We have to disengage from existing trade agreements and revise trade and libel law (I have McDonald’s in mind) and intellectual property law (I have the patenting of genes in mind). Everyone will scream this is impossible: it is not.

We have to stop using GDP as the main measure of economic well-being. Economic growth clearly does not portend that all is well. There are plenty of viable alternatives out there if they can just get some traction in the media and gain some political capital. We have an epidemic in the West of: rage, self-hatred, prescription drug abuse, alcohol abuse, insomnia, mental illness, obesity, chronic confusion, acute disillusionment. All this under the auspices of GDP as the driving force of government policy. I will not even mention the environmental devastation this race to the bottom has caused.

It is too late to avert climate change but immediate action must be taken to reduce carbon emissions by the worst polluters. In wartime, governments have taken over parts of the economy and it seemed perfectly natural since it was the state waging the war (unlike the private sector-fought wars of late). Climate change is potentially far deadlier and costlier than any war humanity has ever faced. A five-year plan (I know, I know) should be drawn up to vastly increase and improve public transport systems, convert to renewable energy (this can be a temporary fix for the mass employment that will ensue from these changes), and reduce wastage. Meat should be heavily taxed so that it again becomes the delicacy it once was (for special occasions, on Sundays, etc.). Chicken and fish-farmed fish can temporarily mollify people’s beef with the lack of meat. Most significantly, we will have to shift our entire way of life away from a consumer-based economy.

Reduce the work day to 6 hours. Governments should invest heavily in a range of leisure, education, sports, training and social centres. A generation of people will have to be shown where to put their fishlike attention span and to wean them off their addiction to shopping and the fleeting little fix of happiness it gives them. Libraries should receive substantial funding. A viable minimum wage, or even a universal income, should be introduced. Taxation will have to be increased. This is not the tragedy or economic catastrophe that the media will make it out to be. It is for the common good and the long-term habitability of our planet. Incidentally, the planned exploration and  colonisation of Mars should be temporarily delayed so we can focus all our attention on earth and stop treating our planet like some kind of celestial Titanic.

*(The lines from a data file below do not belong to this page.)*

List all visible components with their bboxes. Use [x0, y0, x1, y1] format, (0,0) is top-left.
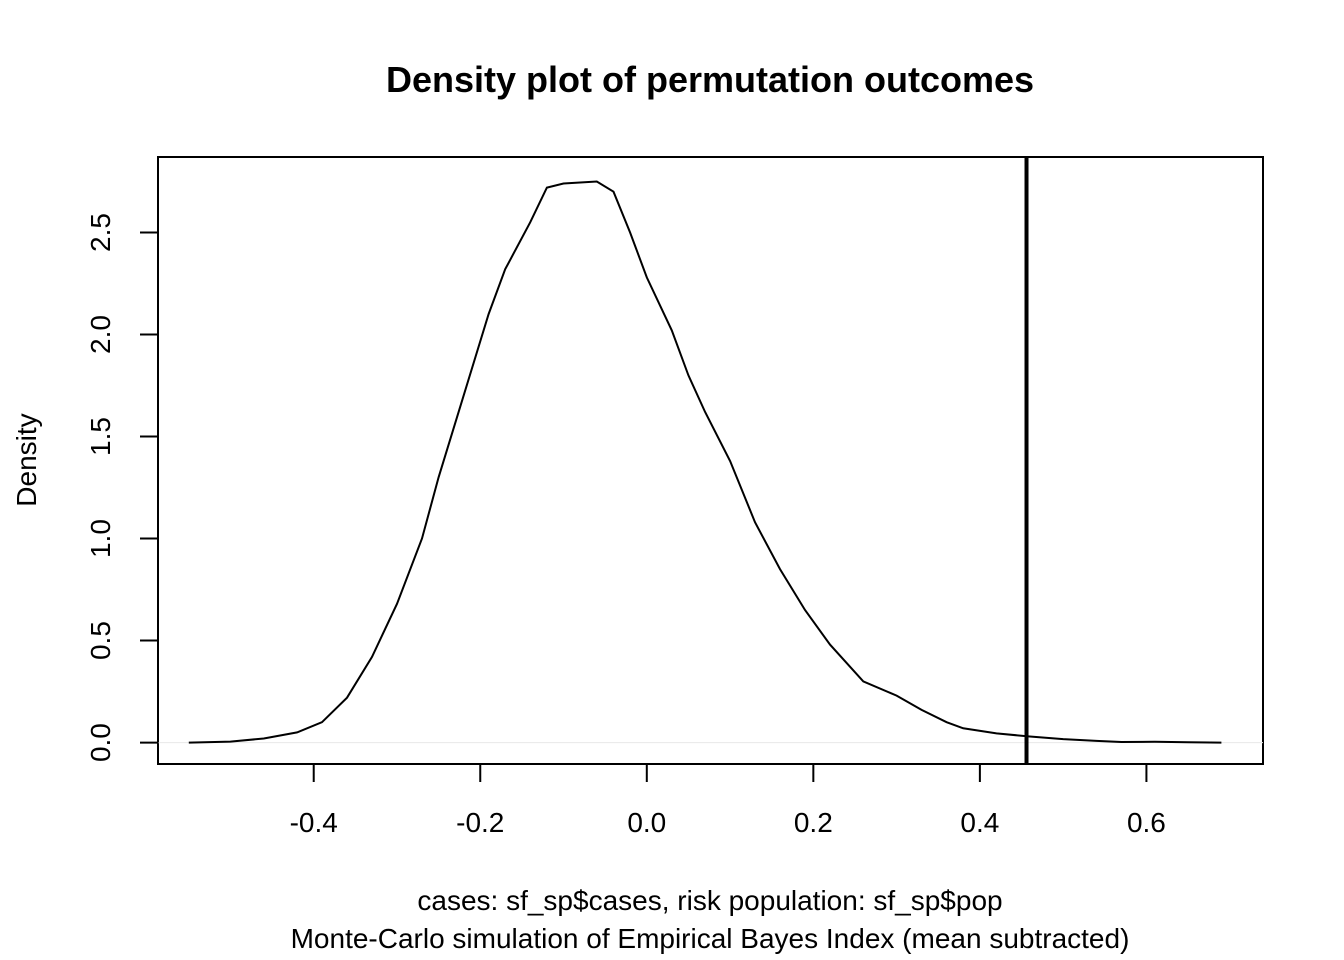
plot-frame: [157, 156, 1264, 765]
density-curve: [188, 180, 1222, 744]
y-tick-label: 0.0: [85, 723, 116, 762]
x-tick-label: 0.6: [1127, 807, 1166, 838]
y-axis: 0.0 0.5 1.0 1.5 2.0 2.5: [85, 213, 159, 762]
y-tick-label: 1.0: [85, 519, 116, 558]
x-tick-label: -0.4: [290, 807, 338, 838]
x-tick-label: 0.0: [627, 807, 666, 838]
y-tick-label: 2.0: [85, 315, 116, 354]
x-tick-label: -0.2: [456, 807, 504, 838]
y-tick-label: 2.5: [85, 213, 116, 252]
y-axis-label: Density: [11, 413, 42, 506]
x-axis: -0.4 -0.2 0.0 0.2 0.4 0.6: [290, 763, 1166, 838]
y-tick-label: 0.5: [85, 621, 116, 660]
x-axis-label-line-1: cases: sf_sp$cases, risk population: sf_…: [417, 885, 1002, 916]
x-axis-label-line-2: Monte-Carlo simulation of Empirical Baye…: [291, 923, 1130, 954]
x-tick-label: 0.2: [794, 807, 833, 838]
x-tick-label: 0.4: [960, 807, 999, 838]
y-tick-label: 1.5: [85, 417, 116, 456]
chart-title: Density plot of permutation outcomes: [386, 59, 1034, 100]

An international fund should be set up for the interim conservation of endangered species and ecosystems. Additional funds, equipment and personnel should be allocated to existing nature reserves.

By taking oil out of the global equation, the Middle East will become a political irrelevancy. Hopefully Arab resentment towards the West and the Islamic extremism that feeds off it will fade. The region, along with all its petty tribal differences and shifting allegiances, can fight it out among itself. The West should temporarily seal its borders. It has to realign itself, reinvent itself, reinvigorate itself before it can cope with any more demographic upheaval. No existing immigrants, however, shall be deported or forcibly relocated. Climate change is likely to cause immigration on a scale of biblical proportions. The world has to be prepared to deal with that in a humane and decisive way. Perhaps America and Canada can lease a vast swathe of their skeletally populated northern territories as a relocation settlement.

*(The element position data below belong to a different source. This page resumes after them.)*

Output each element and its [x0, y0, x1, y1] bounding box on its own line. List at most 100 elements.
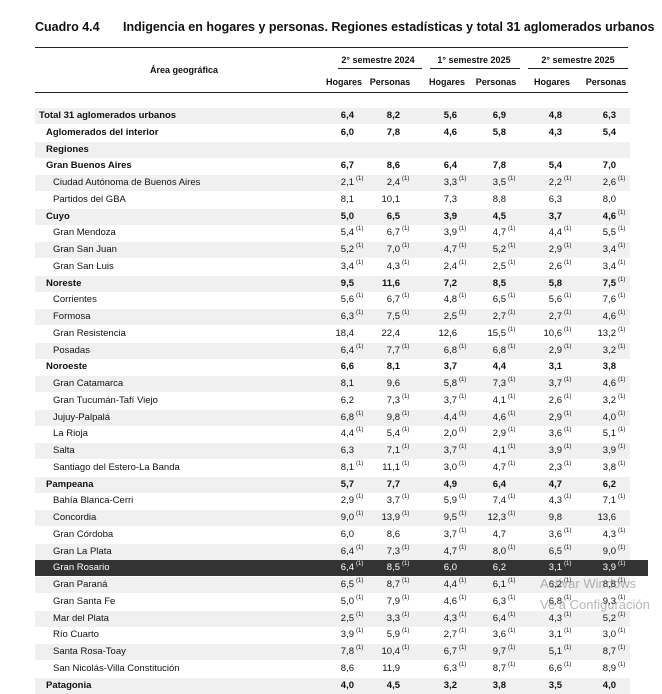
cell-value: 2,2: [548, 177, 562, 188]
cell-note: (1): [356, 645, 364, 651]
table-row: Aglomerados del interior 6,0 7,8 4,6 5,8 4,3 5…: [35, 125, 630, 141]
cell-value: 5,6: [548, 294, 562, 306]
row-label: Salta: [53, 445, 75, 456]
cell-value: 5,1: [548, 646, 562, 657]
cell-value: 8,9: [602, 662, 616, 674]
cell-note: (1): [459, 628, 467, 635]
cell-value: 3,1: [548, 562, 562, 574]
cell-value: 5,9: [386, 629, 400, 641]
table-row: Santiago del Estero-La Banda 8,1 (1) 11,1 (1…: [35, 460, 630, 476]
cell-value: 5,2: [602, 612, 616, 624]
row-label: Gran Paraná: [53, 579, 108, 590]
cell-value: 8,8: [492, 193, 506, 205]
cell-note: (1): [459, 377, 467, 383]
cell-value: 7,0: [386, 244, 400, 255]
cell-value: 3,7: [548, 210, 562, 222]
cell-value: 4,0: [602, 411, 616, 423]
cell-value: 6,7: [386, 227, 400, 239]
cell-value: 4,7: [492, 528, 506, 540]
table-row: Cuyo 5,0 6,5 3,9 4,5 3,7 4,6 (1): [35, 208, 630, 225]
cell-value: 5,5: [602, 227, 616, 239]
cell-value: 11,1: [382, 461, 400, 473]
cell-note: (1): [564, 444, 572, 450]
cell-value: 3,0: [602, 629, 616, 641]
cell-note: (1): [402, 544, 410, 551]
cell-value: 5,2: [340, 244, 354, 255]
cell-value: 12,3: [487, 512, 507, 523]
cell-note: (1): [459, 527, 467, 534]
table-row: Gran Buenos Aires 6,7 8,6 6,4 7,8 5,4 7,0: [35, 158, 630, 174]
cell-value: 4,1: [492, 394, 506, 406]
cell-value: 7,7: [386, 478, 400, 490]
row-label: Gran San Juan: [53, 244, 117, 255]
cell-note: (1): [618, 494, 626, 501]
cell-value: 2,9: [548, 411, 562, 423]
table-row: Ciudad Autónoma de Buenos Aires 2,1 (1) 2,4…: [35, 175, 630, 191]
cell-value: 4,4: [548, 227, 562, 239]
cell-note: (1): [402, 511, 410, 517]
cell-note: (1): [459, 393, 467, 400]
cell-note: (1): [356, 494, 364, 501]
cell-note: (1): [508, 326, 516, 333]
cell-note: (1): [564, 628, 572, 635]
cell-value: 3,8: [602, 461, 616, 473]
cell-value: 3,5: [548, 679, 562, 691]
cell-value: 3,5: [492, 177, 506, 188]
column-header: Hogares: [325, 77, 363, 87]
cell-note: (1): [402, 561, 410, 568]
cell-note: (1): [356, 343, 364, 350]
cell-note: (1): [618, 427, 626, 434]
cell-value: 6,7: [340, 160, 354, 172]
cell-note: (1): [402, 176, 410, 182]
cell-value: 4,5: [492, 210, 506, 222]
cell-value: 3,9: [443, 210, 457, 222]
cell-value: 8,7: [492, 662, 506, 674]
cell-value: 3,6: [492, 629, 506, 641]
cell-value: 6,5: [340, 579, 354, 590]
cell-note: (1): [402, 226, 410, 233]
cell-value: 7,7: [386, 344, 400, 356]
cell-note: (1): [564, 259, 572, 266]
cell-value: 6,4: [492, 612, 506, 624]
cell-value: 5,8: [492, 126, 506, 138]
cell-value: 3,6: [548, 528, 562, 540]
cell-value: 6,5: [386, 210, 400, 222]
cell-value: 8,1: [386, 361, 400, 373]
cell-note: (1): [508, 377, 516, 383]
cell-note: (1): [459, 578, 467, 584]
cell-value: 8,6: [386, 160, 400, 172]
cell-value: 6,3: [492, 595, 506, 607]
cell-note: (1): [564, 427, 572, 434]
cell-note: (1): [508, 661, 516, 668]
cell-value: 9,7: [492, 646, 506, 657]
cell-value: 6,8: [340, 411, 354, 423]
cell-value: 6,6: [548, 662, 562, 674]
cell-value: 4,4: [443, 579, 457, 590]
cell-value: 2,9: [340, 495, 354, 507]
cell-value: 7,5: [386, 311, 400, 322]
cell-note: (1): [564, 243, 572, 249]
cell-value: 4,8: [548, 110, 562, 121]
cell-value: 2,7: [548, 311, 562, 322]
cell-value: 5,8: [548, 277, 562, 289]
cell-value: 4,5: [386, 679, 400, 691]
area-header: Área geográfica: [149, 65, 219, 75]
cell-value: 6,8: [443, 344, 457, 356]
cell-value: 6,3: [340, 311, 354, 322]
cell-note: (1): [402, 578, 410, 584]
cell-value: 3,0: [443, 461, 457, 473]
row-label: La Rioja: [53, 428, 88, 440]
cell-value: 4,3: [602, 528, 616, 540]
cell-note: (1): [508, 176, 516, 182]
cell-value: 8,7: [386, 579, 400, 590]
cell-note: (1): [459, 293, 467, 300]
row-label: Aglomerados del interior: [46, 126, 159, 138]
cell-value: 4,1: [492, 445, 506, 456]
cell-value: 3,4: [340, 260, 354, 272]
cell-value: 4,4: [492, 361, 506, 373]
cell-value: 3,3: [386, 612, 400, 624]
cell-note: (1): [508, 343, 516, 350]
cell-note: (1): [356, 243, 364, 249]
cell-value: 6,5: [492, 294, 506, 306]
column-header: Personas: [369, 77, 411, 87]
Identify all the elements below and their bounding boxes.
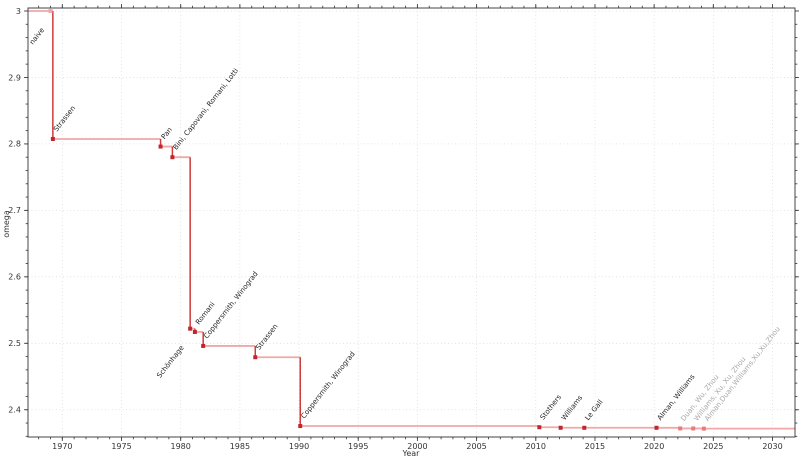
data-point-marker xyxy=(582,425,587,430)
y-axis-title: omega xyxy=(2,210,11,238)
x-tick-label: 2000 xyxy=(407,442,427,451)
x-tick-label: 1975 xyxy=(111,442,131,451)
data-point-marker xyxy=(701,426,706,431)
data-point-marker xyxy=(158,144,163,149)
y-tick-label: 3 xyxy=(16,7,21,16)
x-tick-label: 2010 xyxy=(526,442,546,451)
gridlines xyxy=(28,8,795,437)
data-point-marker xyxy=(654,425,659,430)
data-point-marker xyxy=(558,425,563,430)
data-point-marker xyxy=(48,8,53,13)
y-tick-label: 2.9 xyxy=(8,73,21,82)
y-tick-label: 2.4 xyxy=(8,406,21,415)
data-series xyxy=(28,8,795,431)
x-tick-label: 1990 xyxy=(289,442,309,451)
plot-border xyxy=(27,7,796,438)
y-tick-label: 2.7 xyxy=(8,206,21,215)
x-tick-label: 2015 xyxy=(585,442,605,451)
data-point-marker xyxy=(201,343,206,348)
x-tick-label: 2005 xyxy=(466,442,486,451)
axes: 1970 1975 1980 1985 1990 1995 2000 2005 2010 2015… xyxy=(8,4,799,451)
x-tick-label: 2020 xyxy=(644,442,664,451)
x-tick-label: 1980 xyxy=(171,442,191,451)
x-tick-label: 1995 xyxy=(348,442,368,451)
data-point-marker xyxy=(170,155,175,160)
data-point-marker xyxy=(253,355,258,360)
x-tick-label: 1985 xyxy=(230,442,250,451)
y-tick-label: 2.6 xyxy=(8,273,21,282)
x-tick-label: 2025 xyxy=(703,442,723,451)
x-axis-title: Year xyxy=(402,449,421,458)
data-point-marker xyxy=(691,426,696,431)
data-point-marker xyxy=(50,136,55,141)
x-tick-label: 2030 xyxy=(762,442,782,451)
y-tick-label: 2.8 xyxy=(8,140,21,149)
data-point-marker xyxy=(537,425,542,430)
data-point-marker xyxy=(678,426,683,431)
data-point-marker xyxy=(192,329,197,334)
y-tick-label: 2.5 xyxy=(8,339,21,348)
data-point-marker xyxy=(298,424,303,429)
data-point-marker xyxy=(188,326,193,331)
x-tick-label: 1970 xyxy=(52,442,72,451)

By taking gas out of the global economy, Russia will again fade into the lumbering, self-hating giant it always was. It can be left in peace to in-fight. Hopefully it won’t be able to afford to wage a misinformation war with the world or bully its smaller neighbours for the sake of feeling better about itself.

That’s about it for this year Santa! Please don’t think me greedy for writing such a long want list but at least it’s not all for me. Because you will have your work cut out, I have left you 100ml of vodka on the table together with a jar of gherkins. I wish you a very happy Christmas. I, for one, intend to eat and drink myself to oblivion, à la La Grande Bouffe, in the knowledge that next year may well be worse than this nightmare of an annus.